Our findings may have important implications with respect to the interpretation of mitral annular velocities recorded in different subsets of patients. In subjects with impaired systolic/diastolic performance and concomitant mitral or aortic regurgitation, a significant increase in volume flow across the mitral or aortic valve may result in notably increased S′ and E′. Thus, the presence of abnormal contraction/relaxation may be masked in the annular velocity tracing derived from TDI. In these patients, the E/E′ ratio is likely to be reduced and may be misleading as an estimate of filling pressures.

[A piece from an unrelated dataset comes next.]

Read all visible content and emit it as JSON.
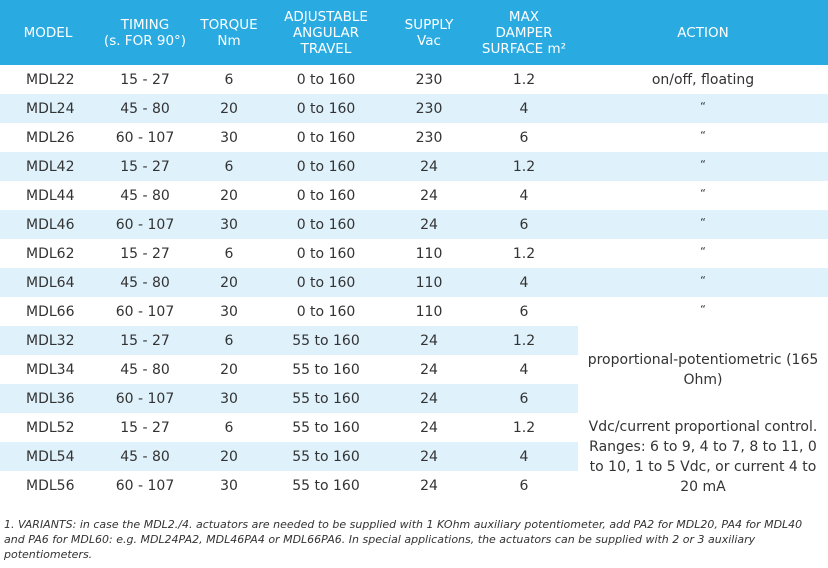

This study excluded patients with atrial fibrillation, single or dual chamber pacemakers, or bundle branch block, and so the results should not be extrapolated to these patient populations. Annular velocities were measured in subjects with increased SV caused by significant mitral or aortic regurgitation. Thus, we are not sure that our results can be applied to patients with increased SV for other reasons such as fever, anaemia, or septicaemia.